The radio workers were caught by the unexpected speed of the decline of NZ’s consumer economy, since Christmas – and they won’t be the last. Jonathan Milne reports.
When broadcaster Tova O’Brien uttered the resounding words, “they’ve f***ed us”, they resonated beyond the 1 percent audience share of a small talk radio operation and its owners.
Because O’Brien and the 30 radio colleagues effectively laid off this week weren’t really done over by management – they were done over by a fast-declining consumer economy.
Retail and hospitality are the first sectors to feel the downturn; radio is where these sectors place many of their advertising dollars. To that extent, when O’Brien tweeted “devastated”, she was a canary in the mine.
* Yesterday, radio was such an easy game to play
* At the end of Today
Today FM’s on-air implosion was just one dramatic exposition of what seems, pulling together a few indicators, to be the sharp decline in consumer spending that the Reserve Bank has been pushing for.
Newsroom co-editor Mark Jennings says most media companies started to notice a drop-off in retail advertising in December. MediaWorks is carrying a lot of debt, so the lower revenue and cashflow will be really squeezing it.
According to the NZ Herald, MediaWorks’ acting chief executive Wendy Palmer told tearful radio staff she wouldn’t have taken the job last month if she’d known how dire the financial situation was. “MediaWorks, like the whole advertising sector in New Zealand and internationally, continues to be impacted by an environment with lower revenues and higher costs.”
MediaWorks’ main competitor is the NZX-listed NZME, which includes the Herald and radio stations led by Newstalk ZB. The company says it has maintained earnings results but only in the face of business confidence falling to historic lows, supply chain challenges, labour shortages, higher interest rates and inflationary pressures.
Delivering its financial results last month, chief executive Michael Boggs warned of a “soft start” to 2023. He’s promised to update shareholders at NZME’s annual meeting this coming month. “There is uncertainty across the economy and the market.”
So if that’s how it looks in the radio media, who depend so heavily on retail advertising, how do the retailers themselves feel?
One of the country’s biggest retailers, The Warehouse Group, is cutting 340 jobs. Chief executive Nick Grayston told investors he expected a tough second half of FY23, because of rising costs, inflation, interest rates, and wages. “While the macroeconomic outlook remains unpredictable, we are taking action to ensure the ongoing improvement in operational performance,” he says.
The Warehouse Group is being propped up only by its expansion into groceries. People still have to eat, and some of The Warehouse’s food prices are more competitive than the two big supermarket chains.
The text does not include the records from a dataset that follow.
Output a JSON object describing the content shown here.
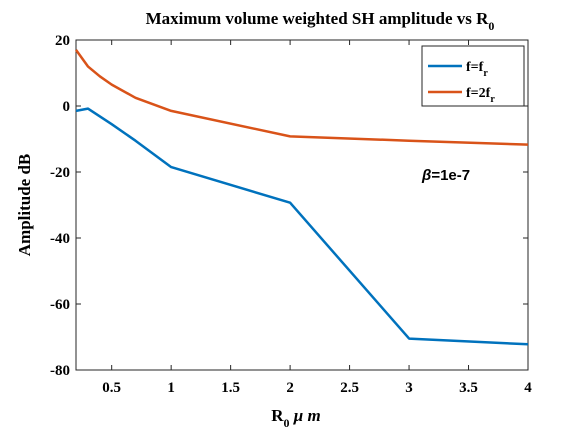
{
  "chart_data": {
    "type": "line",
    "title": {
      "main": "Maximum volume weighted SH amplitude vs R",
      "sub": "0"
    },
    "xlabel": {
      "main": "R",
      "sub": "0",
      "rest": " μ m"
    },
    "ylabel": "Amplitude dB",
    "xlim": [
      0.2,
      4
    ],
    "ylim": [
      -80,
      20
    ],
    "xticks": [
      0.5,
      1,
      1.5,
      2,
      2.5,
      3,
      3.5,
      4
    ],
    "xtick_labels": [
      "0.5",
      "1",
      "1.5",
      "2",
      "2.5",
      "3",
      "3.5",
      "4"
    ],
    "yticks": [
      -80,
      -60,
      -40,
      -20,
      0,
      20
    ],
    "ytick_labels": [
      "-80",
      "-60",
      "-40",
      "-20",
      "0",
      "20"
    ],
    "grid": false,
    "legend_position": "top-right",
    "annotation": {
      "symbol": "β",
      "text": "=1e-7"
    },
    "series": [
      {
        "name": "f=f",
        "name_sub": "r",
        "color": "#0072BD",
        "x": [
          0.2,
          0.3,
          0.5,
          0.7,
          1,
          2,
          3,
          4
        ],
        "y": [
          -1.5,
          -0.8,
          -5.5,
          -10.5,
          -18.5,
          -29.3,
          -70.5,
          -72.2
        ]
      },
      {
        "name": "f=2f",
        "name_sub": "r",
        "color": "#D95319",
        "x": [
          0.2,
          0.3,
          0.4,
          0.5,
          0.7,
          1,
          2,
          3,
          4
        ],
        "y": [
          17,
          12,
          9,
          6.5,
          2.5,
          -1.5,
          -9.2,
          -10.5,
          -11.7
        ]
      }
    ]
  }
}
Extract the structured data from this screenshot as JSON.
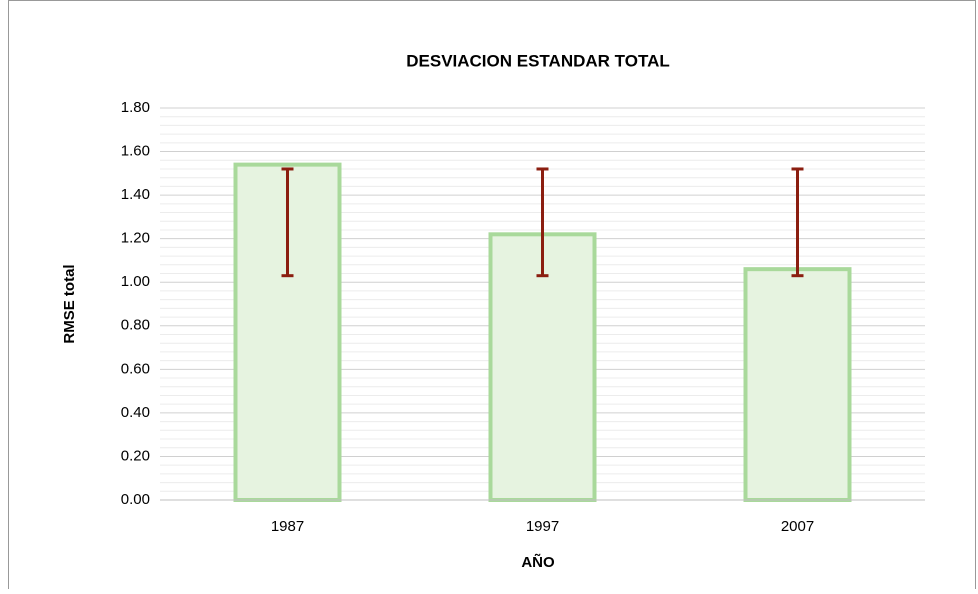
{
  "chart_data": {
    "type": "bar",
    "title": "DESVIACION ESTANDAR TOTAL",
    "x_label": "AÑO",
    "y_label": "RMSE  total",
    "categories": [
      "1987",
      "1997",
      "2007"
    ],
    "values": [
      1.54,
      1.22,
      1.06
    ],
    "error_low": [
      1.03,
      1.03,
      1.03
    ],
    "error_high": [
      1.52,
      1.52,
      1.52
    ],
    "color": "#e6f3e0",
    "edge_color": "#a9d99b",
    "error_color": "#8b1e10",
    "ylim": [
      0,
      1.8
    ],
    "yticks": [
      {
        "value": 0,
        "label": "0.00"
      },
      {
        "value": 0.2,
        "label": "0.20"
      },
      {
        "value": 0.4,
        "label": "0.40"
      },
      {
        "value": 0.6,
        "label": "0.60"
      },
      {
        "value": 0.8,
        "label": "0.80"
      },
      {
        "value": 1,
        "label": "1.00"
      },
      {
        "value": 1.2,
        "label": "1.20"
      },
      {
        "value": 1.4,
        "label": "1.40"
      },
      {
        "value": 1.6,
        "label": "1.60"
      },
      {
        "value": 1.8,
        "label": "1.80"
      }
    ],
    "grid": true,
    "minor_grid": true
  }
}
Briscoe Group managing director Rod Duke, delivering the company’s results this month, said he expected the deteriorating economic conditions and subsequent negative impact on customer sentiment to continue into the 2023 calendar year. He says there are pressures on the company’s margins and warns investors should not underestimate how difficult trading will be.
“We expect NZ retail in general to remain highly sensitive to ongoing uncertainty in relation to deteriorating economic conditions, customer sentiment, cost pressures, higher interest rates and political uncertainty given the upcoming general election.”
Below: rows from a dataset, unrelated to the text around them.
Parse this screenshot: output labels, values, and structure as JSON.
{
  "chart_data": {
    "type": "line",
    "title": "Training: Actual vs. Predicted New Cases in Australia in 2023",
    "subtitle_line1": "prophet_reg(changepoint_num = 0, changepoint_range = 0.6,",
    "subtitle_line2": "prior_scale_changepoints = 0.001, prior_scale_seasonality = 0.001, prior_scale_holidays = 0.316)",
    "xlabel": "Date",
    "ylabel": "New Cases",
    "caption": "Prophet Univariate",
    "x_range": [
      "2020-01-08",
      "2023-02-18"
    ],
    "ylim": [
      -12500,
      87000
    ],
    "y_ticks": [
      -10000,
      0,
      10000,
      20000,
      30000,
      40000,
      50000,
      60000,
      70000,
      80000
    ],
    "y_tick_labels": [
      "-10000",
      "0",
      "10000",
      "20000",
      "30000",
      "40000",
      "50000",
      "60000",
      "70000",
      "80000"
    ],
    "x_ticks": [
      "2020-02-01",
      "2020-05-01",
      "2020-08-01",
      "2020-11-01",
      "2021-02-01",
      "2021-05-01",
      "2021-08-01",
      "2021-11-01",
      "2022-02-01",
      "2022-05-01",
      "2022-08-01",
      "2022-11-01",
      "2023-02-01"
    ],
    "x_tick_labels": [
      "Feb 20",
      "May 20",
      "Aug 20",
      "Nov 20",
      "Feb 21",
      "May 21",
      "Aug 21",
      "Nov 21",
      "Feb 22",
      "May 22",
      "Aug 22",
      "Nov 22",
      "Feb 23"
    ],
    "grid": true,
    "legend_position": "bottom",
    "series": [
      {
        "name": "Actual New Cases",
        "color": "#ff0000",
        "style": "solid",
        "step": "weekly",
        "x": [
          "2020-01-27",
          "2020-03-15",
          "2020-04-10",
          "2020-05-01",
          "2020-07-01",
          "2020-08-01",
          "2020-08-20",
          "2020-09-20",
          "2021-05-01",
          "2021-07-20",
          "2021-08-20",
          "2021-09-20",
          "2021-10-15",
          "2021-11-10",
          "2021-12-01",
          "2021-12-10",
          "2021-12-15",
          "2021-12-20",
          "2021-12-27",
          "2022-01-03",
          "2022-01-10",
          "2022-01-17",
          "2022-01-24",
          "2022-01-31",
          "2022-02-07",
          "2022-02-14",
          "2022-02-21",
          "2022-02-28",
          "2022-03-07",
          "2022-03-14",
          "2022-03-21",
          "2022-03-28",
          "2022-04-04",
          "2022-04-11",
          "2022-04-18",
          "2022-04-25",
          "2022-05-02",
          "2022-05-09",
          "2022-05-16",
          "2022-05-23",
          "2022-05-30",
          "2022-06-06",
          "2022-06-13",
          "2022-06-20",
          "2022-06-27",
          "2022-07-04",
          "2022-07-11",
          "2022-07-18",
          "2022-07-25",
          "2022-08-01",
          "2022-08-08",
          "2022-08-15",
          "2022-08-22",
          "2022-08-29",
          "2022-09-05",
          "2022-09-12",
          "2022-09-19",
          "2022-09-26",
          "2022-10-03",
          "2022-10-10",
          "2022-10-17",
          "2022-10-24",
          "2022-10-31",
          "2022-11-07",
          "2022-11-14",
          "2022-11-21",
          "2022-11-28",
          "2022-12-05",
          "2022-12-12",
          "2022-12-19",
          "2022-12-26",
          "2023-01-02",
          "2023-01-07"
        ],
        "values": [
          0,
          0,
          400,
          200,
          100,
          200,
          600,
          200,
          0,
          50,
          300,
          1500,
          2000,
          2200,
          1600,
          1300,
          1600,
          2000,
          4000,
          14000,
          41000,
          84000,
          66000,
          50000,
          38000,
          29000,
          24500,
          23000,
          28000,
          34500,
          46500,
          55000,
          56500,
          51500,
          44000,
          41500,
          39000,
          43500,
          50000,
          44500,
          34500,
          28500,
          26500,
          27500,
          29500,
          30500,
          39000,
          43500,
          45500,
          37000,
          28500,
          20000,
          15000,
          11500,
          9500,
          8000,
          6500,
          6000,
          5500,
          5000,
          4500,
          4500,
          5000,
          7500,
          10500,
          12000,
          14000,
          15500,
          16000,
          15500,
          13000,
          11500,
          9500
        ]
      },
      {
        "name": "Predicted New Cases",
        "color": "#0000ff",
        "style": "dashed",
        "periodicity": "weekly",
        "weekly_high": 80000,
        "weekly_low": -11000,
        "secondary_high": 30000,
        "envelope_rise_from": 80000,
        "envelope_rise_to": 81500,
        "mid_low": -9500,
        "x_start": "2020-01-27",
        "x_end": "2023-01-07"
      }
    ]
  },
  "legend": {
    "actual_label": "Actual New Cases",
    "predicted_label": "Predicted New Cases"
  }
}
Kathmandu is slightly more upbeat. “While the consumer outlook remains uncertain, with high global inflation and rising interest rates expected to impact consumer demand, we remain cautiously optimistic,” says KMD Brands group chief executive Michael Daly.
The country’s 28,000 retailers employ more than 220,000 people. Retail NZ boss Greg Harford says the start of 2023 has been “incredibly tough” for them, with a significant downturn in sales in-store and online. “Half of all retailers are not expecting to meet sales targets in the current quarter, and 30% are not confident their business will survive the next 12 months.”
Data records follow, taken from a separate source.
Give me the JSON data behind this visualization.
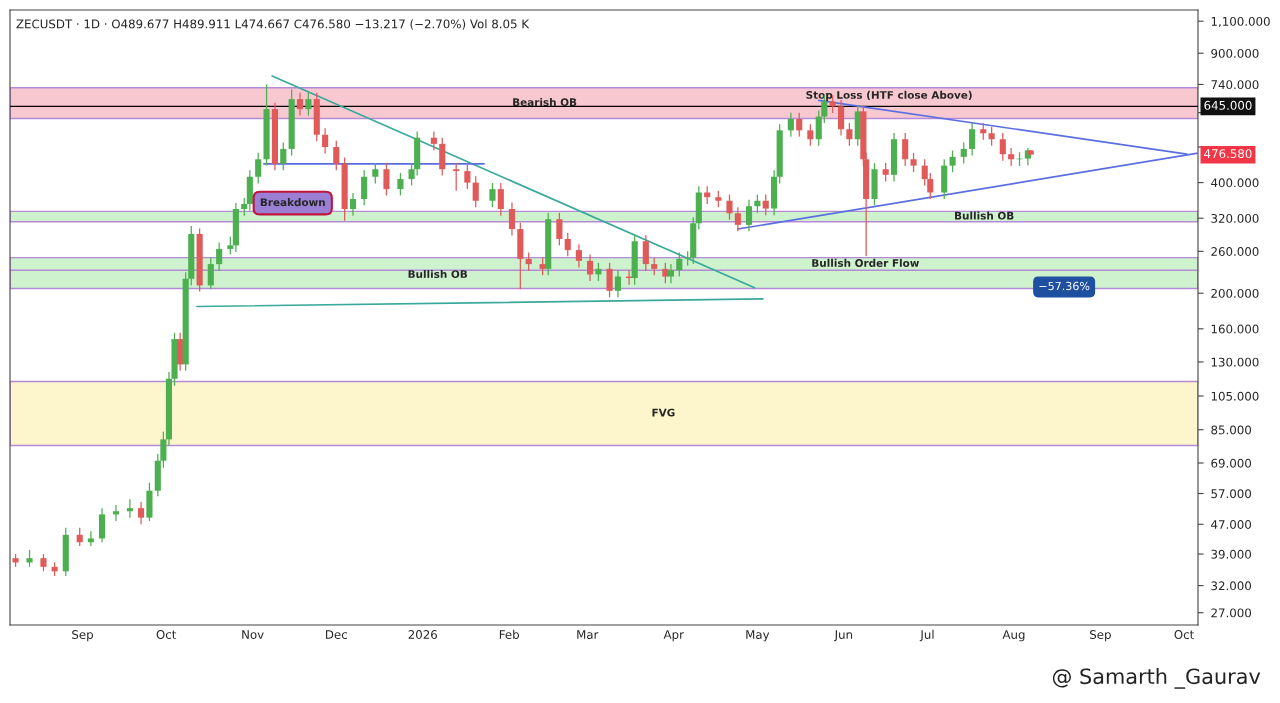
{
  "chart_data": {
    "type": "candlestick",
    "colors": [
      "#e05a5a",
      "#4caf50",
      "#e05a5a",
      "#e05a5a",
      "#4caf50",
      "#e05a5a",
      "#4caf50",
      "#4caf50",
      "#4caf50",
      "#4caf50",
      "#e05a5a",
      "#4caf50",
      "#4caf50",
      "#4caf50",
      "#4caf50",
      "#4caf50",
      "#e05a5a",
      "#4caf50",
      "#4caf50",
      "#e05a5a",
      "#4caf50",
      "#4caf50",
      "#4caf50",
      "#4caf50",
      "#4caf50",
      "#4caf50",
      "#4caf50",
      "#4caf50",
      "#e05a5a",
      "#4caf50",
      "#4caf50",
      "#e05a5a",
      "#4caf50",
      "#e05a5a",
      "#e05a5a",
      "#e05a5a",
      "#e05a5a",
      "#4caf50",
      "#4caf50",
      "#4caf50",
      "#e05a5a",
      "#4caf50",
      "#4caf50",
      "#4caf50",
      "#e05a5a",
      "#e05a5a",
      "#e05a5a",
      "#e05a5a",
      "#e05a5a",
      "#4caf50",
      "#e05a5a",
      "#e05a5a",
      "#e05a5a",
      "#e05a5a",
      "#e05a5a",
      "#4caf50",
      "#e05a5a",
      "#e05a5a",
      "#e05a5a",
      "#e05a5a",
      "#4caf50",
      "#e05a5a",
      "#4caf50",
      "#e05a5a",
      "#4caf50",
      "#e05a5a",
      "#e05a5a",
      "#e05a5a",
      "#4caf50",
      "#4caf50",
      "#4caf50",
      "#4caf50",
      "#4caf50",
      "#e05a5a",
      "#e05a5a",
      "#e05a5a",
      "#e05a5a",
      "#4caf50",
      "#4caf50",
      "#e05a5a",
      "#4caf50",
      "#4caf50",
      "#4caf50",
      "#e05a5a",
      "#e05a5a",
      "#4caf50",
      "#4caf50",
      "#e05a5a",
      "#e05a5a",
      "#e05a5a",
      "#4caf50",
      "#e05a5a",
      "#e05a5a",
      "#4caf50",
      "#e05a5a",
      "#4caf50",
      "#e05a5a",
      "#e05a5a",
      "#e05a5a",
      "#e05a5a",
      "#4caf50",
      "#4caf50",
      "#4caf50",
      "#4caf50",
      "#e05a5a",
      "#e05a5a",
      "#e05a5a",
      "#e05a5a",
      "#4caf50",
      "#4caf50",
      "#e05a5a"
    ],
    "x": [
      "2025-08-08",
      "2025-08-13",
      "2025-08-18",
      "2025-08-22",
      "2025-08-26",
      "2025-08-31",
      "2025-09-04",
      "2025-09-08",
      "2025-09-13",
      "2025-09-18",
      "2025-09-22",
      "2025-09-25",
      "2025-09-28",
      "2025-09-30",
      "2025-10-02",
      "2025-10-04",
      "2025-10-06",
      "2025-10-08",
      "2025-10-10",
      "2025-10-13",
      "2025-10-17",
      "2025-10-20",
      "2025-10-24",
      "2025-10-26",
      "2025-10-29",
      "2025-10-31",
      "2025-11-03",
      "2025-11-06",
      "2025-11-09",
      "2025-11-12",
      "2025-11-15",
      "2025-11-18",
      "2025-11-21",
      "2025-11-24",
      "2025-11-27",
      "2025-12-01",
      "2025-12-04",
      "2025-12-07",
      "2025-12-11",
      "2025-12-15",
      "2025-12-19",
      "2025-12-24",
      "2025-12-28",
      "2025-12-30",
      "2026-01-05",
      "2026-01-08",
      "2026-01-13",
      "2026-01-17",
      "2026-01-20",
      "2026-01-26",
      "2026-01-29",
      "2026-02-02",
      "2026-02-05",
      "2026-02-08",
      "2026-02-13",
      "2026-02-15",
      "2026-02-19",
      "2026-02-22",
      "2026-02-26",
      "2026-03-02",
      "2026-03-05",
      "2026-03-09",
      "2026-03-12",
      "2026-03-16",
      "2026-03-18",
      "2026-03-22",
      "2026-03-25",
      "2026-03-29",
      "2026-03-31",
      "2026-04-03",
      "2026-04-06",
      "2026-04-08",
      "2026-04-10",
      "2026-04-13",
      "2026-04-17",
      "2026-04-21",
      "2026-04-24",
      "2026-04-28",
      "2026-05-01",
      "2026-05-04",
      "2026-05-07",
      "2026-05-09",
      "2026-05-13",
      "2026-05-16",
      "2026-05-20",
      "2026-05-23",
      "2026-05-25",
      "2026-05-28",
      "2026-05-31",
      "2026-06-03",
      "2026-06-06",
      "2026-06-08",
      "2026-06-09",
      "2026-06-12",
      "2026-06-16",
      "2026-06-19",
      "2026-06-23",
      "2026-06-26",
      "2026-06-30",
      "2026-07-02",
      "2026-07-07",
      "2026-07-10",
      "2026-07-14",
      "2026-07-17",
      "2026-07-21",
      "2026-07-24",
      "2026-07-28",
      "2026-07-31",
      "2026-08-03",
      "2026-08-06",
      "2026-08-07"
    ],
    "ohlc": [
      [
        38,
        39,
        36,
        37
      ],
      [
        37,
        40,
        36,
        38
      ],
      [
        38,
        39,
        35,
        36
      ],
      [
        36,
        37,
        34,
        35
      ],
      [
        35,
        46,
        34,
        44
      ],
      [
        44,
        46,
        41,
        42
      ],
      [
        42,
        45,
        41,
        43
      ],
      [
        43,
        52,
        42,
        50
      ],
      [
        50,
        53,
        48,
        51
      ],
      [
        51,
        55,
        49,
        52
      ],
      [
        52,
        54,
        47,
        49
      ],
      [
        49,
        61,
        48,
        58
      ],
      [
        58,
        73,
        56,
        70
      ],
      [
        70,
        84,
        67,
        80
      ],
      [
        80,
        122,
        77,
        117
      ],
      [
        117,
        156,
        112,
        150
      ],
      [
        150,
        156,
        123,
        128
      ],
      [
        128,
        228,
        123,
        219
      ],
      [
        219,
        305,
        210,
        290
      ],
      [
        290,
        300,
        202,
        210
      ],
      [
        210,
        250,
        205,
        240
      ],
      [
        240,
        275,
        230,
        264
      ],
      [
        264,
        285,
        255,
        270
      ],
      [
        270,
        352,
        259,
        339
      ],
      [
        339,
        364,
        325,
        350
      ],
      [
        350,
        432,
        336,
        415
      ],
      [
        415,
        482,
        398,
        463
      ],
      [
        463,
        740,
        445,
        634
      ],
      [
        634,
        660,
        432,
        450
      ],
      [
        450,
        514,
        432,
        494
      ],
      [
        494,
        718,
        474,
        675
      ],
      [
        675,
        702,
        609,
        634
      ],
      [
        634,
        702,
        609,
        675
      ],
      [
        675,
        702,
        518,
        540
      ],
      [
        540,
        562,
        480,
        500
      ],
      [
        500,
        520,
        432,
        450
      ],
      [
        450,
        468,
        315,
        339
      ],
      [
        339,
        375,
        325,
        361
      ],
      [
        361,
        432,
        347,
        415
      ],
      [
        415,
        452,
        398,
        435
      ],
      [
        435,
        452,
        369,
        384
      ],
      [
        384,
        425,
        369,
        409
      ],
      [
        409,
        452,
        393,
        435
      ],
      [
        435,
        551,
        418,
        530
      ],
      [
        530,
        551,
        490,
        510
      ],
      [
        510,
        530,
        418,
        435
      ],
      [
        435,
        452,
        380,
        430
      ],
      [
        430,
        447,
        384,
        400
      ],
      [
        400,
        416,
        343,
        357
      ],
      [
        357,
        399,
        343,
        384
      ],
      [
        384,
        399,
        325,
        339
      ],
      [
        339,
        353,
        287,
        299
      ],
      [
        299,
        311,
        205,
        248
      ],
      [
        248,
        258,
        230,
        240
      ],
      [
        240,
        250,
        224,
        233
      ],
      [
        233,
        331,
        224,
        318
      ],
      [
        318,
        331,
        270,
        281
      ],
      [
        281,
        292,
        252,
        262
      ],
      [
        262,
        272,
        235,
        245
      ],
      [
        245,
        255,
        216,
        225
      ],
      [
        225,
        242,
        216,
        233
      ],
      [
        233,
        242,
        195,
        203
      ],
      [
        203,
        231,
        195,
        222
      ],
      [
        222,
        231,
        211,
        220
      ],
      [
        220,
        288,
        211,
        277
      ],
      [
        277,
        288,
        230,
        240
      ],
      [
        240,
        250,
        224,
        233
      ],
      [
        233,
        242,
        213,
        222
      ],
      [
        222,
        240,
        213,
        231
      ],
      [
        231,
        258,
        222,
        248
      ],
      [
        248,
        260,
        238,
        250
      ],
      [
        250,
        322,
        240,
        310
      ],
      [
        310,
        391,
        298,
        376
      ],
      [
        376,
        391,
        350,
        365
      ],
      [
        365,
        380,
        343,
        357
      ],
      [
        357,
        371,
        317,
        330
      ],
      [
        330,
        343,
        295,
        307
      ],
      [
        307,
        359,
        295,
        345
      ],
      [
        345,
        371,
        331,
        357
      ],
      [
        357,
        371,
        326,
        340
      ],
      [
        340,
        432,
        326,
        415
      ],
      [
        415,
        577,
        398,
        555
      ],
      [
        555,
        620,
        533,
        596
      ],
      [
        596,
        620,
        533,
        555
      ],
      [
        555,
        577,
        504,
        525
      ],
      [
        525,
        629,
        504,
        605
      ],
      [
        605,
        692,
        581,
        665
      ],
      [
        665,
        692,
        619,
        645
      ],
      [
        645,
        671,
        537,
        559
      ],
      [
        559,
        581,
        504,
        525
      ],
      [
        525,
        650,
        504,
        625
      ],
      [
        625,
        650,
        444,
        463
      ],
      [
        463,
        482,
        252,
        361
      ],
      [
        361,
        452,
        347,
        435
      ],
      [
        435,
        452,
        403,
        420
      ],
      [
        420,
        546,
        403,
        525
      ],
      [
        525,
        546,
        444,
        463
      ],
      [
        463,
        482,
        427,
        445
      ],
      [
        445,
        463,
        393,
        409
      ],
      [
        409,
        425,
        361,
        376
      ],
      [
        376,
        463,
        361,
        445
      ],
      [
        445,
        489,
        427,
        470
      ],
      [
        470,
        514,
        451,
        494
      ],
      [
        494,
        581,
        474,
        559
      ],
      [
        559,
        581,
        523,
        545
      ],
      [
        545,
        567,
        504,
        525
      ],
      [
        525,
        546,
        459,
        478
      ],
      [
        478,
        497,
        444,
        463
      ],
      [
        463,
        484,
        444,
        465
      ],
      [
        465,
        497,
        446,
        489.677
      ],
      [
        489.677,
        489.911,
        474.667,
        476.58
      ]
    ],
    "series": [
      {
        "type": "line",
        "color": "#3aa89a",
        "x": [
          "2025-11-08",
          "2026-04-30"
        ],
        "values": [
          780,
          207
        ]
      },
      {
        "type": "line",
        "color": "#3aa89a",
        "x": [
          "2025-10-12",
          "2026-05-03"
        ],
        "values": [
          184,
          193
        ]
      },
      {
        "type": "line",
        "color": "#5b6ee1",
        "x": [
          "2026-05-23",
          "2026-10-02"
        ],
        "values": [
          670,
          478
        ]
      },
      {
        "type": "line",
        "color": "#5b6ee1",
        "x": [
          "2026-04-24",
          "2026-10-06"
        ],
        "values": [
          299,
          481
        ]
      },
      {
        "type": "line",
        "color": "#5b6ee1",
        "x": [
          "2025-11-05",
          "2026-01-23"
        ],
        "values": [
          450,
          450
        ]
      }
    ],
    "log": "y",
    "xlim": [
      "2025-08-06",
      "2026-10-06"
    ],
    "xticks": [
      {
        "value": "2025-09-01",
        "label": "Sep"
      },
      {
        "value": "2025-10-01",
        "label": "Oct"
      },
      {
        "value": "2025-11-01",
        "label": "Nov"
      },
      {
        "value": "2025-12-01",
        "label": "Dec"
      },
      {
        "value": "2026-01-01",
        "label": "2026"
      },
      {
        "value": "2026-02-01",
        "label": "Feb"
      },
      {
        "value": "2026-03-01",
        "label": "Mar"
      },
      {
        "value": "2026-04-01",
        "label": "Apr"
      },
      {
        "value": "2026-05-01",
        "label": "May"
      },
      {
        "value": "2026-06-01",
        "label": "Jun"
      },
      {
        "value": "2026-07-01",
        "label": "Jul"
      },
      {
        "value": "2026-08-01",
        "label": "Aug"
      },
      {
        "value": "2026-09-01",
        "label": "Sep"
      },
      {
        "value": "2026-10-01",
        "label": "Oct"
      }
    ],
    "ylim": [
      25,
      1180
    ],
    "yticks": [
      {
        "value": 27,
        "label": "27.000"
      },
      {
        "value": 32,
        "label": "32.000"
      },
      {
        "value": 39,
        "label": "39.000"
      },
      {
        "value": 47,
        "label": "47.000"
      },
      {
        "value": 57,
        "label": "57.000"
      },
      {
        "value": 69,
        "label": "69.000"
      },
      {
        "value": 85,
        "label": "85.000"
      },
      {
        "value": 105,
        "label": "105.000"
      },
      {
        "value": 130,
        "label": "130.000"
      },
      {
        "value": 160,
        "label": "160.000"
      },
      {
        "value": 200,
        "label": "200.000"
      },
      {
        "value": 260,
        "label": "260.000"
      },
      {
        "value": 320,
        "label": "320.000"
      },
      {
        "value": 400,
        "label": "400.000"
      },
      {
        "value": 500,
        "label": null
      },
      {
        "value": 620,
        "label": null
      },
      {
        "value": 740,
        "label": "740.000"
      },
      {
        "value": 900,
        "label": "900.000"
      },
      {
        "value": 1100,
        "label": "1,100.000"
      }
    ],
    "bands": [
      {
        "axis": "y",
        "from": 598,
        "to": 725,
        "label": "Bearish OB",
        "color": "#f8c8d0"
      },
      {
        "axis": "y",
        "from": 206,
        "to": 244,
        "label": "Bullish OB",
        "color": "#cdf2cd"
      },
      {
        "axis": "y",
        "from": 313,
        "to": 334,
        "label": "Bullish OB",
        "color": "#cdf2cd"
      },
      {
        "axis": "y",
        "from": 231,
        "to": 250,
        "label": "Bullish Order Flow",
        "color": "#cdf2cd"
      },
      {
        "axis": "y",
        "from": 77,
        "to": 115,
        "label": "FVG",
        "color": "#fdf5cc"
      }
    ],
    "ref_lines": [
      {
        "axis": "y",
        "value": 645,
        "label": "Stop Loss (HTF close Above)",
        "color": "#000000"
      }
    ],
    "annotations": [
      "ZECUSDT · 1D · O489.677 H489.911 L474.667 C476.580 −13.217 (−2.70%) Vol 8.05 K",
      "Breakdown",
      {
        "text": "−57.36%",
        "x": "2026-08-19",
        "y": 208
      },
      {
        "text": "645.000",
        "x": "2026-10-06",
        "y": 645
      },
      {
        "text": "476.580",
        "x": "2026-10-06",
        "y": 476.58
      },
      "@ Samarth _Gaurav"
    ],
    "grid": false,
    "legend": false
  }
}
This is all hitting their bottom line. The extreme weather, low consumer confidence, and inflation being impacted by domestic factors like wage increases, supply chain, and supplier price increases – he says it’s all hurting.
Right now, the indications are that Reserve Bank Governor Adrian Orr has got the recession he wanted, and NZers have “cooled the jets” on their spending.
Harford tells Newsroom customers are not spending and costs are going up. “My request to everyone is to get out and support their local retailers and try and keep the economy going,” he pleads, defiantly.
“It’s not clear to me how increasing interest rates will help constrain the cost increases that retailers are facing,” Harford says. “So while I appreciate it’s the only tool he’s got, it’s a pretty blunt one and possibly not the most helpful.”